The Parabolic Stop and Reversal (SAR) is an indicator that signals very clearly what is the behaviour of a market trend. It is mainly used by traders who want to limit their losses. Graphically, it looks like a dotted line that follows the asset above (or below) the prices.

If the line is above the prices, then there is a downward trend. On the contrary, if the line is below the prices then the trend is bullish or the prices are rising.

The objective of this oscillator is to identify the point of a possible reversal of the current trend. This point is called SAR, or – Stop and Reverse Point – and is calculated with the following formula: SAR (tomorrow) = SAR (P) + FA * (P – SAR(P)):

  1. SAR(P) = SAR of the previous day;
  2. AF = Acceleration factor;
  3. P = Price deemed significant.

Unlike moving averages, it is not the price that moves above or below the average, but the oscillator itself that, if certain conditions occur, moves below and above the price, thus providing signals for trading.

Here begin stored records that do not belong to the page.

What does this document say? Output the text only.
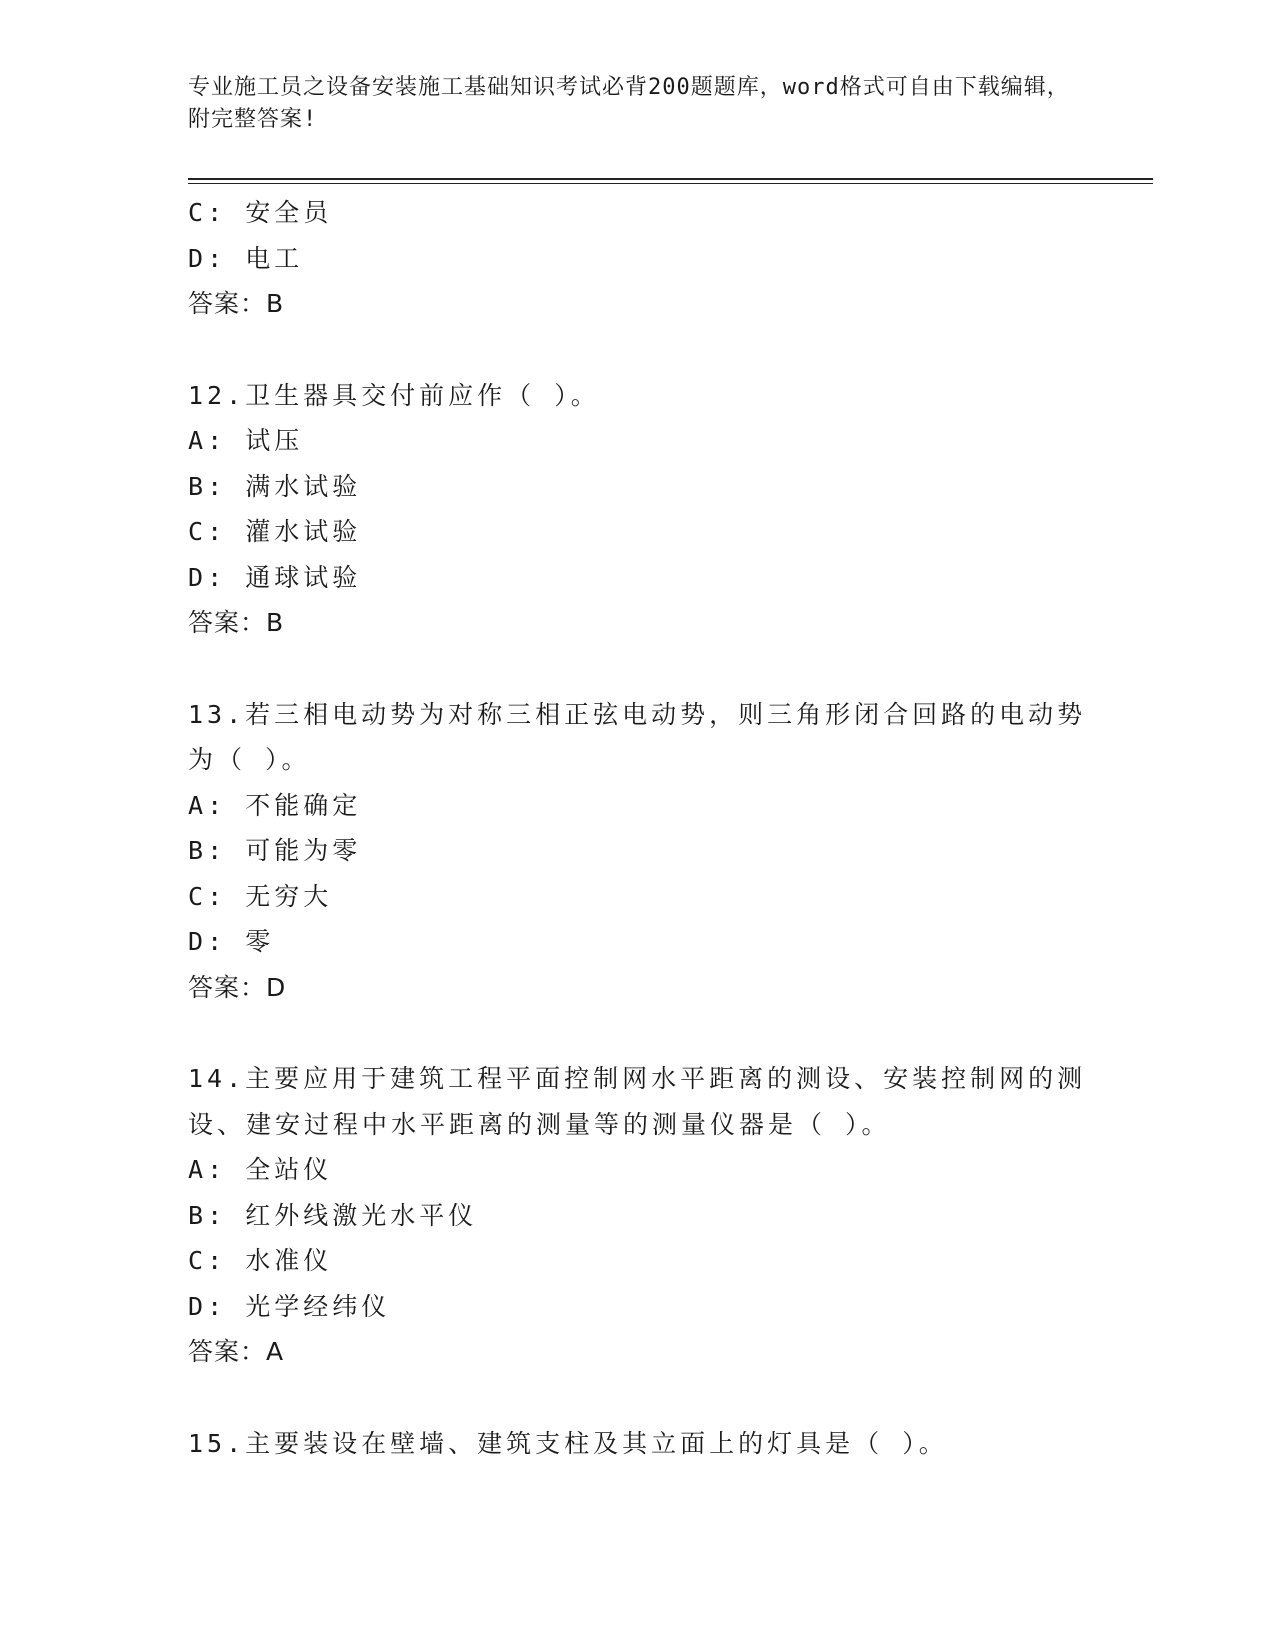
专业施工员之设备安装施工基础知识考试必背200题题库，word格式可自由下载编辑，附完整答案!
C: 安全员
D: 电工
答案：B
12.卫生器具交付前应作（ ）。
A: 试压
B: 满水试验
C: 灌水试验
D: 通球试验
答案：B
13.若三相电动势为对称三相正弦电动势，则三角形闭合回路的电动势
为（ ）。
A: 不能确定
B: 可能为零
C: 无穷大
D: 零
答案：D
14.主要应用于建筑工程平面控制网水平距离的测设、安装控制网的测
设、建安过程中水平距离的测量等的测量仪器是（ ）。
A: 全站仪
B: 红外线激光水平仪
C: 水准仪
D: 光学经纬仪
答案：A
15.主要装设在壁墙、建筑支柱及其立面上的灯具是（ ）。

If at some point prices reach a new low and then rise again, the position to be taken in the market is bullish. This starting point is called SAR Initial Point – (SIP). The latter will be the lowest price recorded during a downward trend and the highest price in the opposite case.

Perhaps the most important variable is the acceleration factor of the parabola, consisting of a progression of numbers from 0.02 to 0.2 and then remains constant. The increase is made each time the trend indicates a new high or new low.

When a position is taken, the acceleration factor is worth 0.02, it increases by 0.02 when a new maximum is reached (if in a higher position) or a new minimum is reached (if in a lower position). If no new maximum or minimum levels are reached, the last acceleration factor is used.

The validity of the signals of the parabolic system depends substantially on the type of market in which the trader operates. In the presence of clearly oriented trends, the effectiveness of this tool increases considerably, as the price movements are prolonged over time and extensive. During the distribution or accumulation phases, on the other hand, the probability of false signals is relatively high.